Ekspresi Joseph berubah seketika. Dia berujar dengan wajah dingin,
"Sialan anak itu. Kami terlalu memanjakannya sehingga dia memiliki sifat yang sombong dan arogan."
Tatapan mata William berisikan kemarahan yang bertubi-tubi.
"Makin besar, makin picik hatinya. Kalau bukan karena dia, mana mungkin Linda begini?"
Pada saat ini, Linda sengaja menunjukkan anggota tubuhnya yang masih merah karena alergi di depan ketiga kakakku.
Albert dengan sedih mengelus kulit yang masih sedikit merah itu.
"Masih sakit nggak, Linda?"
Linda menundukkan kepala. Suaranya gemetar, seperti akan menangis.
"Aku nggak sakit ... nggak sakit ...."
Kemarahan tersulut di hati William. Dia berseru dengan marah,
"Kalau terlambat pergi ke rumah sakit, nyawa Linda pun terancam. Tapi setelah beberapa hari, dia nggak kirim pesan apa-apa. Dia sama sekali nggak merasa menyesal!"
Joseph membentak dengan gusar,
"Cepat bawa Rina ke sini!
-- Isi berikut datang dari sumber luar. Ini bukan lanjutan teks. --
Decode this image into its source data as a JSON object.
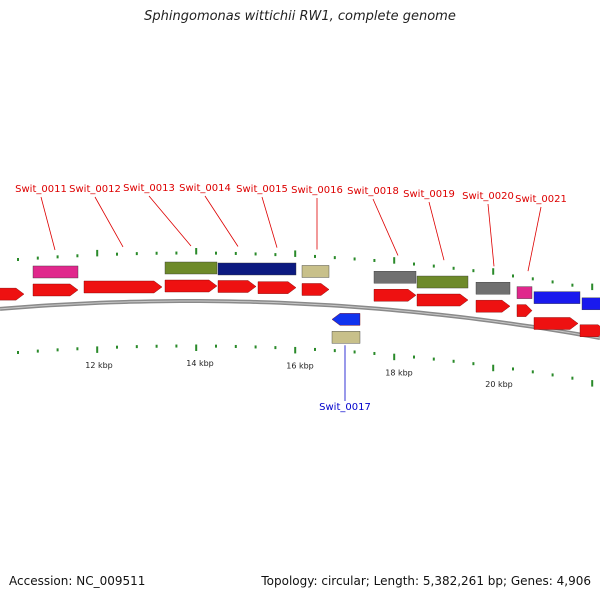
{
  "title": "Sphingomonas wittichii RW1, complete genome",
  "accession": "Accession: NC_009511",
  "summary": "Topology: circular; Length: 5,382,261 bp; Genes: 4,906",
  "colors": {
    "backbone": "#8a8a8a",
    "forward_cds": "#ee1111",
    "reverse_cds": "#1133ee",
    "tick": "#2a8a2a",
    "label_forward": "#dd0000",
    "label_reverse": "#0000cc",
    "cog_magenta": "#e0288c",
    "cog_olive": "#6e8a2a",
    "cog_navy": "#0c1a80",
    "cog_khaki": "#c8c08a",
    "cog_gray": "#707070",
    "cog_blue": "#1a1aee"
  },
  "scale": {
    "unit": "kbp",
    "major_labels": [
      "12 kbp",
      "14 kbp",
      "16 kbp",
      "18 kbp",
      "20 kbp"
    ]
  },
  "genes": [
    {
      "id": "Swit_0011",
      "strand": "+",
      "cog": "cog_magenta"
    },
    {
      "id": "Swit_0012",
      "strand": "+",
      "cog": null
    },
    {
      "id": "Swit_0013",
      "strand": "+",
      "cog": "cog_olive"
    },
    {
      "id": "Swit_0014",
      "strand": "+",
      "cog": "cog_navy"
    },
    {
      "id": "Swit_0015",
      "strand": "+",
      "cog": "cog_navy"
    },
    {
      "id": "Swit_0016",
      "strand": "+",
      "cog": "cog_khaki"
    },
    {
      "id": "Swit_0017",
      "strand": "-",
      "cog": "cog_khaki"
    },
    {
      "id": "Swit_0018",
      "strand": "+",
      "cog": "cog_gray"
    },
    {
      "id": "Swit_0019",
      "strand": "+",
      "cog": "cog_olive"
    },
    {
      "id": "Swit_0020",
      "strand": "+",
      "cog": "cog_gray"
    },
    {
      "id": "Swit_0021",
      "strand": "+",
      "cog": "cog_magenta"
    }
  ]
}
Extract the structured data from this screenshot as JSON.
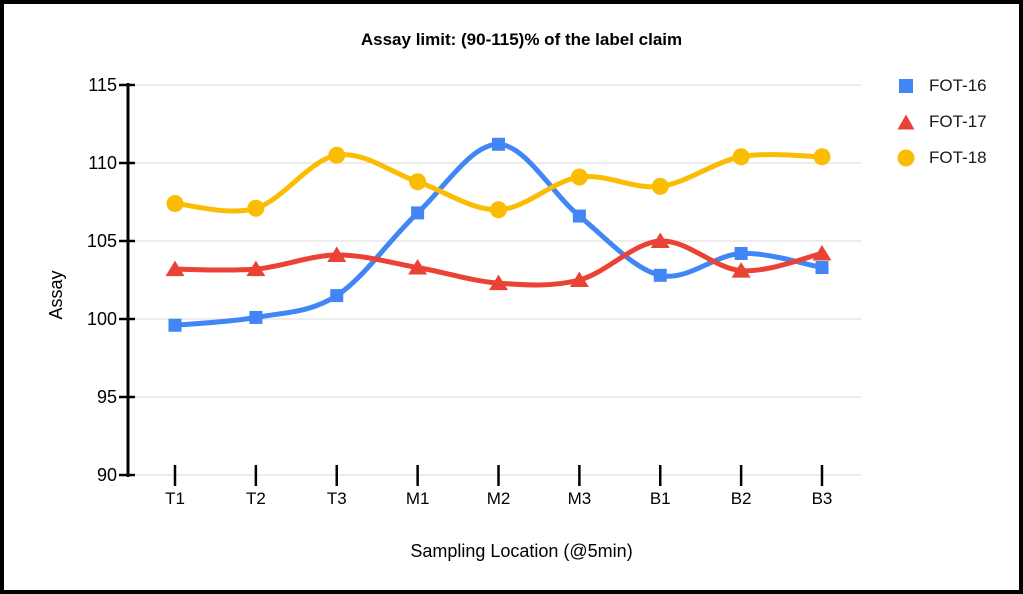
{
  "page": {
    "background_color": "#FFFFFF",
    "border_color": "#000000"
  },
  "chart_data": {
    "type": "line",
    "title": "Assay limit: (90-115)% of the label claim",
    "xlabel": "Sampling Location (@5min)",
    "ylabel": "Assay",
    "categories": [
      "T1",
      "T2",
      "T3",
      "M1",
      "M2",
      "M3",
      "B1",
      "B2",
      "B3"
    ],
    "ylim": [
      90,
      115
    ],
    "yticks": [
      90,
      95,
      100,
      105,
      110,
      115
    ],
    "grid": true,
    "line_style": "smooth",
    "legend_position": "right",
    "axis_color": "#000000",
    "gridline_color": "#E0E0E0",
    "series": [
      {
        "name": "FOT-16",
        "color": "#4285F4",
        "marker": "square",
        "values": [
          99.6,
          100.1,
          101.5,
          106.8,
          111.2,
          106.6,
          102.8,
          104.2,
          103.3
        ]
      },
      {
        "name": "FOT-17",
        "color": "#EA4335",
        "marker": "triangle",
        "values": [
          103.2,
          103.2,
          104.1,
          103.3,
          102.3,
          102.5,
          105.0,
          103.1,
          104.2
        ]
      },
      {
        "name": "FOT-18",
        "color": "#FBBC04",
        "marker": "circle",
        "values": [
          107.4,
          107.1,
          110.5,
          108.8,
          107.0,
          109.1,
          108.5,
          110.4,
          110.4
        ]
      }
    ]
  }
}
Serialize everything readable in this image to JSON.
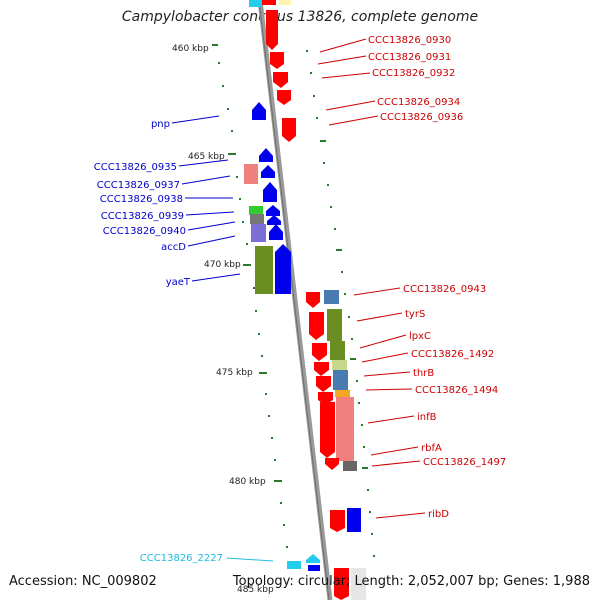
{
  "title": "Campylobacter concisus 13826, complete genome",
  "footer": {
    "accession": "Accession: NC_009802",
    "stats": "Topology: circular; Length: 2,052,007 bp; Genes: 1,988"
  },
  "colors": {
    "forward_label": "#cc0000",
    "reverse_label": "#0000cc",
    "rna_label": "#22bbdd",
    "backbone": "#999999",
    "tick": "#2a7a2a"
  },
  "ruler_labels": [
    "460 kbp",
    "465 kbp",
    "470 kbp",
    "475 kbp",
    "480 kbp",
    "485 kbp"
  ],
  "gene_labels_right": [
    "CCC13826_0930",
    "CCC13826_0931",
    "CCC13826_0932",
    "CCC13826_0934",
    "CCC13826_0936",
    "CCC13826_0943",
    "tyrS",
    "lpxC",
    "CCC13826_1492",
    "thrB",
    "CCC13826_1494",
    "infB",
    "rbfA",
    "CCC13826_1497",
    "ribD"
  ],
  "gene_labels_left": [
    "pnp",
    "CCC13826_0935",
    "CCC13826_0937",
    "CCC13826_0938",
    "CCC13826_0939",
    "CCC13826_0940",
    "accD",
    "yaeT",
    "CCC13826_2227"
  ]
}
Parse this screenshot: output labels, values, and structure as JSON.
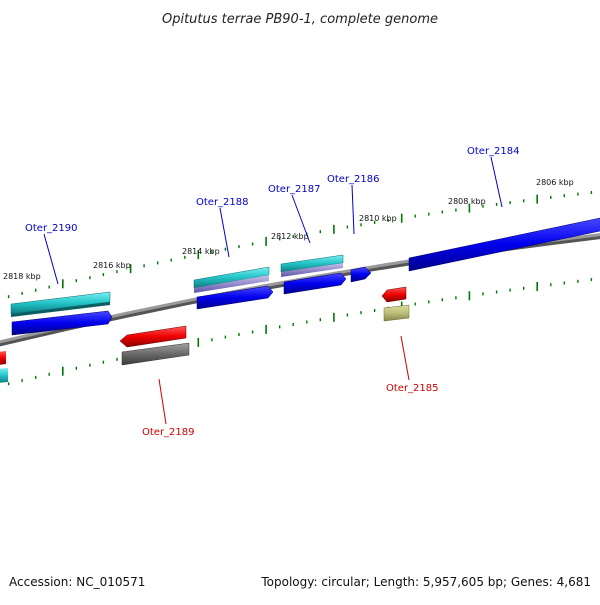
{
  "title": "Opitutus terrae PB90-1, complete genome",
  "footer": {
    "accession": "Accession: NC_010571",
    "summary": "Topology: circular; Length: 5,957,605 bp; Genes: 4,681"
  },
  "scale": [
    "2818 kbp",
    "2816 kbp",
    "2814 kbp",
    "2812 kbp",
    "2810 kbp",
    "2808 kbp",
    "2806 kbp"
  ],
  "genes_forward": [
    "Oter_2190",
    "Oter_2188",
    "Oter_2187",
    "Oter_2186",
    "Oter_2184"
  ],
  "genes_reverse": [
    "Oter_2189",
    "Oter_2185"
  ],
  "colors": {
    "forward_label": "#0000cc",
    "reverse_label": "#cc0000",
    "cds_forward": "#0000ee",
    "cds_reverse": "#ee0000",
    "gene_teal": "#22c4c8",
    "rna_grey": "#707070",
    "misc_olive": "#bdbd7a",
    "tick": "#007700",
    "backbone": "#8a8a8a"
  }
}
Aku nggak percaya dia akan begitu keras kepala dan nggak mau minta maaf!"
William dan Albert juga berseru dengan marah,
"Dia keras kepala karena ada kita, 'kan? Dia sudah berbuat salah. Dia harus mendapat hukuman yang setimpal!"
Lalu, mereka memberi perintah pada pelayan dengan emosi,
"Kenapa bengong saja? Cepat bawa orang yang nggak punya hati itu ke sini. Lalu, ambilkan cambuk. Kalau bukan karena Rina sengaja masak seafood, mana mungkin Linda menderita di rumah sakit selama tiga hari?"
"Sudah saatnya kita membersihkan hama di Keluarga Handoko kita!"
Pelayan tidak berani membangkang perintah. Dia terburu-buru pergi ke ruang bawah tanah.
Aku tersenyum getir dan kecewa. Tanpa menyelidiki kebenarannya, ketiga kakakku yakin bahwa itu adalah perbuatanku.
Tiga hari lalu, Linda ingin makan bubur. Aku mengambil inisiatif untuk memasak karena ingin memenangkan hatinya.
Linda secara khusus memberiku sebungkus bumbu dan mengatakan ingin makan itu. Aku mencicipinya. Itu adalah bubur seafood yang simpel.
Alhasil, itulah yang menyebabkan Linda alergi.
Joseph yang merupakan pebisnis elite pun tidak dapat menyadari tipu muslihat kecil untuk memperebutkan kasih sayang semacam itu. Bukankah itu pilih kasih?
Di hati ketiga kakakku, Linda selalu lebih penting daripada aku. Hatiku makin sedih.
Akan tetapi, tidak apa-apa. Aku sudah mati di dalam ruang bawah tanah. Mereka bisa memberikan kasih sayang mereka dengan sepenuhnya pada Linda.
"Tuan Muda Joseph, sudah dari tadi kami panggil Nona Rina, tapi nggak ada respons."
"Dari apa yang kami dengar, sepertinya sudah nggak ada suara napas!"
Joseph mengernyit. Dia langsung beranjak dari kursinya dengan wajah dingin.
"Dia mau pura-pura apa lagi? Dia merasa terhina karena disuruh minta maaf pada Linda?"
"Dia sebenarnya paham nggak, dia hampir membunuhmu kali ini!"
Linda menarik ujung baju Joseph dan berpura-pura berkata dengan sedih,
"Kak Joseph, nggak apa-apa. Aku ini anak yatim-piatu, nggak berhak suruh Kak Rina minta maaf padaku."
Kemarahan Joseph memuncak.
"Dia pikir aku nggak bisa lihat tipu muslihat rendahan begitu?"
"Enak sekali! Dia pikir dia bisa pura-pura jadi bisu? Kelihatannya, hukumannya terlalu ringan!"
"Ayo, seret dia keluar. Lihat bagaimana dia bisa sembunyi terus. Dia harus berlutut dan minta maaf pada Linda!"